One recommendation we found was to use the geometry STUnion and MakeValid functions to try to fix the shape’s validity from a geography perspective, which can be seen here:

geography::STGeomFromText(shape.MakeValid().STUnion(shape.STStartPoint()).STAsText(),4326)

This is taking the source polygon, running the MakeValid() operation, then unioning the polygon with it’s first vertex, and finally converting the result to geography.  Doing so re-orders the vertices so that they are drawn in the correct order. 

Using this query, I was able to start pumping Geography records, unfortunately we still found that the conversion failed. 
At this point, I needed to isolate the record or records that were causing the process to fail, so I created this query:

declare @objectid int

Declare rowcursor CURSOR FAST_FORWARD FOR

select objectid
from dbo.CENSUS_2010_TABBLOCK_GEOMETRY_IMPORT2
order by objectid

OPEN rowcursor
FETCH NEXT FROM rowcursor
INTO @objectid

WHILE @@FETCH_STATUS = 0
BEGIN

declare @sqlinsert varchar(max)
set @sqlinsert = '
insert into
dbo.CENSUS_2010_TABBLOCK_GEOGRAPHY
select objectid, blkidfp00,
geography::STGeomFromText(shape.MakeValid().STUnion(shape.STStartPoint()).STAsText(),4326)
from
dbo.CENSUS_2010_TABBLOCK_GEOMETRY_IMPORT2
where objectid = ' + convert(varchar(255),@objectid)

begin try
exec(@sqlinsert)
end try
begin catch
      insert into geography_failures
      select @objectid

end catch

FETCH NEXT FROM rowcursor
       INTO @objectid
END

CLOSE rowcursor
DEALLOCATE rowcursor

Here, I am taking all input records, iteration thru each, attempting to push the input row into a geography table, and where that doesn’t work, dumping the result into an error table.  This was very slow to run (1 day 21 hours), but it ended up showing me the feature that was causing the problem:

POLYGON ((-73.539727170912329 41.134362625800748, -73.534610028565623 41.142645381690613, -73.538288255665464 41.136691869856634, -73.539808109894977 41.1357116088447, -73.540023947182021 41.134416585122494, -73.53999696752112 41.134416585122494, -73.539727170912329 41.134362625800748))

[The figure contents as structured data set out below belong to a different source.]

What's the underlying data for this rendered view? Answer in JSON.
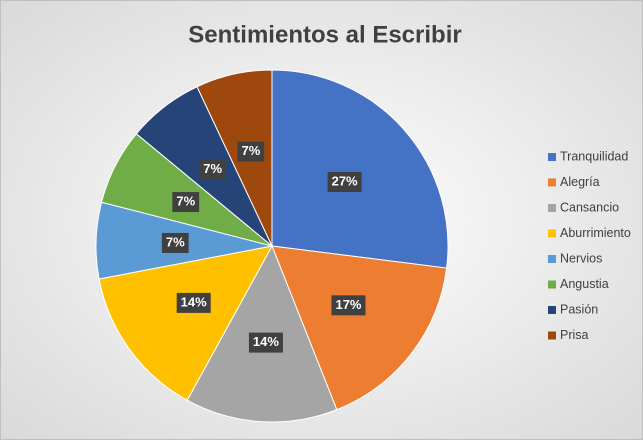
{
  "chart_data": {
    "type": "pie",
    "title": "Sentimientos al Escribir",
    "categories": [
      "Tranquilidad",
      "Alegría",
      "Cansancio",
      "Aburrimiento",
      "Nervios",
      "Angustia",
      "Pasión",
      "Prisa"
    ],
    "values": [
      27,
      17,
      14,
      14,
      7,
      7,
      7,
      7
    ],
    "value_labels": [
      "27%",
      "17%",
      "14%",
      "14%",
      "7%",
      "7%",
      "7%",
      "7%"
    ],
    "colors": [
      "#4472c4",
      "#ed7d31",
      "#a5a5a5",
      "#ffc000",
      "#5b9bd5",
      "#70ad47",
      "#264478",
      "#9e480e"
    ],
    "legend": "right"
  }
}
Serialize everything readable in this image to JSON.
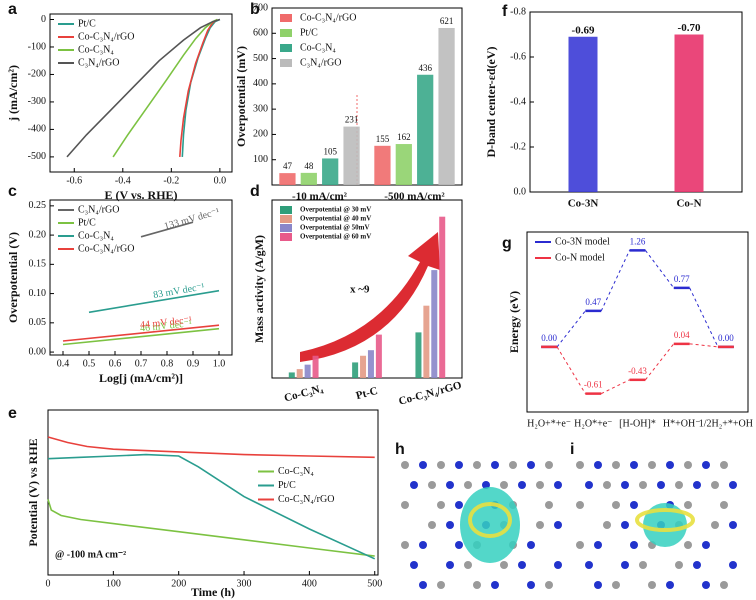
{
  "chart_data": [
    {
      "type": "line",
      "panel": "a",
      "xlabel": "E (V vs. RHE)",
      "ylabel": "j (mA/cm²)",
      "xlim": [
        -0.7,
        0.05
      ],
      "xticks": [
        -0.6,
        -0.4,
        -0.2,
        {
          "value": 0,
          "label": "0.0"
        }
      ],
      "ylim": [
        -555,
        20
      ],
      "yticks": [
        0,
        -100,
        -200,
        -300,
        -400,
        -500
      ],
      "legend": "upper left",
      "series": [
        {
          "name": "Pt/C",
          "color": "#2a9d8f",
          "x": [
            -0.155,
            -0.15,
            -0.14,
            -0.12,
            -0.09,
            -0.06,
            -0.04,
            -0.02,
            0.0
          ],
          "values": [
            -500,
            -420,
            -330,
            -230,
            -140,
            -70,
            -30,
            -8,
            0
          ]
        },
        {
          "name": "Co-C₃N₄/rGO",
          "color": "#e8413c",
          "x": [
            -0.165,
            -0.16,
            -0.15,
            -0.13,
            -0.1,
            -0.07,
            -0.05,
            -0.03,
            -0.01
          ],
          "values": [
            -500,
            -440,
            -360,
            -260,
            -160,
            -85,
            -40,
            -12,
            0
          ]
        },
        {
          "name": "Co-C₃N₄",
          "color": "#7cc242",
          "x": [
            -0.44,
            -0.38,
            -0.3,
            -0.22,
            -0.15,
            -0.1,
            -0.06,
            -0.03,
            -0.01
          ],
          "values": [
            -500,
            -420,
            -320,
            -220,
            -130,
            -70,
            -30,
            -8,
            0
          ]
        },
        {
          "name": "C₃N₄/rGO",
          "color": "#555555",
          "x": [
            -0.63,
            -0.55,
            -0.45,
            -0.35,
            -0.25,
            -0.15,
            -0.08,
            -0.03,
            0.0
          ],
          "values": [
            -500,
            -420,
            -330,
            -240,
            -150,
            -75,
            -30,
            -8,
            0
          ]
        }
      ]
    },
    {
      "type": "bar",
      "panel": "b",
      "ylabel": "Overpotential (mV)",
      "categories": [
        "-10 mA/cm²",
        "-500 mA/cm²"
      ],
      "ylim": [
        0,
        700
      ],
      "yticks": [
        100,
        200,
        300,
        400,
        500,
        600,
        700
      ],
      "legend": "upper left",
      "show_values": true,
      "series": [
        {
          "name": "Co-C₃N₄/rGO",
          "color": "#f06b6b",
          "values": [
            47,
            155
          ]
        },
        {
          "name": "Pt/C",
          "color": "#8fd16a",
          "values": [
            48,
            162
          ]
        },
        {
          "name": "Co-C₃N₄",
          "color": "#3aa88a",
          "values": [
            105,
            436
          ]
        },
        {
          "name": "C₃N₄/rGO",
          "color": "#bbbbbb",
          "values": [
            231,
            621
          ]
        }
      ]
    },
    {
      "type": "line",
      "panel": "c",
      "xlabel": "Log[j (mA/cm²)]",
      "ylabel": "Overpotential (V)",
      "xlim": [
        0.35,
        1.05
      ],
      "xticks": [
        0.4,
        0.5,
        0.6,
        0.7,
        0.8,
        0.9,
        {
          "value": 1,
          "label": "1.0"
        }
      ],
      "ylim": [
        -0.005,
        0.26
      ],
      "yticks": [
        {
          "value": 0,
          "label": "0.00"
        },
        0.05,
        {
          "value": 0.1,
          "label": "0.10"
        },
        0.15,
        {
          "value": 0.2,
          "label": "0.20"
        },
        0.25
      ],
      "legend": "upper left",
      "series": [
        {
          "name": "C₃N₄/rGO",
          "color": "#666666",
          "x": [
            0.7,
            0.9
          ],
          "values": [
            0.197,
            0.222
          ],
          "annotation": "133 mV dec⁻¹"
        },
        {
          "name": "Pt/C",
          "color": "#7cc242",
          "x": [
            0.4,
            1.0
          ],
          "values": [
            0.013,
            0.04
          ],
          "annotation": "46 mV dec⁻¹"
        },
        {
          "name": "Co-C₃N₄",
          "color": "#2a9d8f",
          "x": [
            0.5,
            1.0
          ],
          "values": [
            0.068,
            0.105
          ],
          "annotation": "83 mV dec⁻¹"
        },
        {
          "name": "Co-C₃N₄/rGO",
          "color": "#e8413c",
          "x": [
            0.4,
            1.0
          ],
          "values": [
            0.019,
            0.046
          ],
          "annotation": "44 mV dec⁻¹"
        }
      ]
    },
    {
      "type": "bar",
      "panel": "d",
      "ylabel": "Mass activity (A/gM)",
      "categories": [
        "Co-C₃N₄",
        "Pt-C",
        "Co-C₃N₄/rGO"
      ],
      "ylim": [
        0,
        160
      ],
      "legend": "upper left",
      "annotation": "x ~9",
      "series": [
        {
          "name": "Overpotential @ 30 mV",
          "color": "#2f9e7a",
          "values": [
            5,
            14,
            41
          ]
        },
        {
          "name": "Overpotential @ 40 mV",
          "color": "#e39a85",
          "values": [
            8,
            20,
            65
          ]
        },
        {
          "name": "Overpotential @ 50mV",
          "color": "#8a86c9",
          "values": [
            12,
            25,
            97
          ]
        },
        {
          "name": "Overpotential @ 60 mV",
          "color": "#e85a8a",
          "values": [
            20,
            39,
            145
          ]
        }
      ]
    },
    {
      "type": "line",
      "panel": "e",
      "xlabel": "Time (h)",
      "ylabel": "Potential (V) vs RHE",
      "xlim": [
        0,
        505
      ],
      "xticks": [
        0,
        100,
        200,
        300,
        400,
        500
      ],
      "ylim": [
        -0.55,
        0.06
      ],
      "legend": "center right",
      "annotation": "@ -100 mA cm⁻²",
      "series": [
        {
          "name": "Co-C₃N₄",
          "color": "#7cc242",
          "x": [
            0,
            5,
            20,
            50,
            100,
            200,
            300,
            400,
            500
          ],
          "values": [
            -0.27,
            -0.31,
            -0.33,
            -0.345,
            -0.36,
            -0.39,
            -0.42,
            -0.45,
            -0.48
          ]
        },
        {
          "name": "Pt/C",
          "color": "#2a9d8f",
          "x": [
            0,
            50,
            100,
            150,
            200,
            230,
            300,
            400,
            500
          ],
          "values": [
            -0.12,
            -0.115,
            -0.11,
            -0.105,
            -0.11,
            -0.15,
            -0.26,
            -0.38,
            -0.49
          ]
        },
        {
          "name": "Co-C₃N₄/rGO",
          "color": "#e8413c",
          "x": [
            0,
            30,
            60,
            100,
            200,
            300,
            400,
            500
          ],
          "values": [
            -0.04,
            -0.06,
            -0.075,
            -0.085,
            -0.095,
            -0.105,
            -0.11,
            -0.115
          ]
        }
      ]
    },
    {
      "type": "bar",
      "panel": "f",
      "ylabel": "D-band center-εd(eV)",
      "categories": [
        "Co-3N",
        "Co-N"
      ],
      "values": [
        -0.69,
        -0.7
      ],
      "value_labels": [
        "-0.69",
        "-0.70"
      ],
      "colors": [
        "#3b3bd6",
        "#e8336b"
      ],
      "ylim": [
        0,
        -0.8
      ],
      "yticks": [
        {
          "value": 0,
          "label": "0.0"
        },
        -0.2,
        -0.4,
        -0.6,
        -0.8
      ]
    },
    {
      "type": "energy",
      "panel": "g",
      "ylabel": "Energy (eV)",
      "categories": [
        "H₂O+*+e⁻",
        "H₂O*+e⁻",
        "[H-OH]*",
        "H*+OH⁻",
        "1/2H₂+*+OH"
      ],
      "ylim": [
        -0.85,
        1.5
      ],
      "legend": "upper left",
      "series": [
        {
          "name": "Co-3N model",
          "color": "#2b2bd0",
          "values": [
            0.0,
            0.47,
            1.26,
            0.77,
            0.0
          ],
          "value_labels": [
            "0.00",
            "0.47",
            "1.26",
            "0.77",
            "0.00"
          ]
        },
        {
          "name": "Co-N  model",
          "color": "#ee3344",
          "values": [
            0.0,
            -0.61,
            -0.43,
            0.04,
            0.0
          ],
          "value_labels": [
            null,
            "-0.61",
            "-0.43",
            "0.04",
            null
          ]
        }
      ]
    }
  ],
  "image_panels": [
    {
      "panel": "h"
    },
    {
      "panel": "i"
    }
  ]
}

On a map, a pretty standard polygon with a pretty ugly and unneeded set of vertices shooting off in one direction. 


Unfortunately, there is not really a clean way of handling this shape, as far as I can determine, other than to manipulate the shape coordinates, and manually load this single feature into the table.  

In the end, we have learned there are some issues with the census 2010 geometry, including gaps, overlaps, and funky topological discrepancies.  We also learned that it can be a major hassle with significant roadblocks to try to ditch esri formats when performing spatial operations inside the SQL database.  Finally, we re-learned during QA that esri handles cluster tolerance and spatial resolution, whereas SQL does not.  In this instance, esri was giving bad results along some polygon borders, whereas SQL was giving correct polygon association every time. 

But, this effort is definitely worth it.  With proper spatial indexing and other logic, I was able to assign census blocks to 128 million input records in about 6 hours, which is way faster than any other esri options.  And we have some very handy reusable code for the future.